Unfortunately, it was Darwin’s ideas that were picked up (and greatly distorted).

Besides Kropotkin, there is a deeper Russian genealogy of naturalists who have shed light on forces of evolution which depart from the zero-sum premises of Darwinian ecologies. One example is the phenomenon of symbiosis, or symbiogenesis, as per the generation of new biological forms through combination of different organisms. The study and revelation of symbiotic processes can be traced back to nineteenth-century botanists as Konstantin Merezhkousky, Andrey Faminstyn and  Boris Mijailovich Kozo-Polyansky. Since the late sixties, symbiogenesis was made famous to the West by evolutionary theorist Lynn Margulis (1981), who in turn inspired the later work of social science scholars such as Donna Haraway (2016), Stefan Helmreich (2009) or Anna Tsing (2015) among others. Vital interdependence and symbiosis are natural facts as well as powerful socioecological forces. And yet, planetary leaders remain oblivious to the possibility of reimagining a global politics through this kind of science.
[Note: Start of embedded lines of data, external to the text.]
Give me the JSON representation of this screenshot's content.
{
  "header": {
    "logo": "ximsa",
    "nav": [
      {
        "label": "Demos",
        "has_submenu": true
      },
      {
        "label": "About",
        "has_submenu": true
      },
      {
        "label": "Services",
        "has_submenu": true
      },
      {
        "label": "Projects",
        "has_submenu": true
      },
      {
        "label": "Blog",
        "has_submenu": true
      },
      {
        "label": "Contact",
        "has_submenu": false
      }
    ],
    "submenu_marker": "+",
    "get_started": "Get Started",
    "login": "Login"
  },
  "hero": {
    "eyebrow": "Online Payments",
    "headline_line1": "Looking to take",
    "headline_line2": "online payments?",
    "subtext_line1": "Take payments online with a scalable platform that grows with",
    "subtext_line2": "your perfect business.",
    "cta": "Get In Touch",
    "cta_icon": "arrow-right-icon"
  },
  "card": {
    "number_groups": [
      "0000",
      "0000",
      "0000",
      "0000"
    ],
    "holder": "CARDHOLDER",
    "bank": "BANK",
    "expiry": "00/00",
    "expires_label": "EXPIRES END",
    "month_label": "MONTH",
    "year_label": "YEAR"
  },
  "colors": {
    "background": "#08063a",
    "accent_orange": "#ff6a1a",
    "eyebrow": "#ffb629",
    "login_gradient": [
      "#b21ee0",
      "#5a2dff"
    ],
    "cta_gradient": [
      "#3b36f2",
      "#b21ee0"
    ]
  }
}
In a time when testosterone, nuclear puissance and mutual phallocratic destruction seize the fate of the entire planet, it seems ok to recall other forms of imagining interactions both within and beyond the human sphere. The important here is probably not the human but the humane. In this regard, Kropotkin’s notion of mutual aid seems way more humane than social-Darwinist notions of the natural “survival of the fittest” (Spencer 1864: 444). Of course, mutual aid is not exempt of violence. In the same way that human collectives’ self-organisation can be an effective strategy against killer states (Channell-Justice 2022), mutual aid can be a smart defensive gesture in nonhuman animals, too. Kropotkin famously wrote that “it is not love, and not even sympathy (understood in its proper sense) which induces a herd of ruminants or of horses to form a ring in order to resist an attack of wolves; not love which induces wolves to form a pack for hunting” (1902: xviii). Ruminants, horses, wolves, and people can effectively self-organise to exert violence in defence of dignity, life, or the humane.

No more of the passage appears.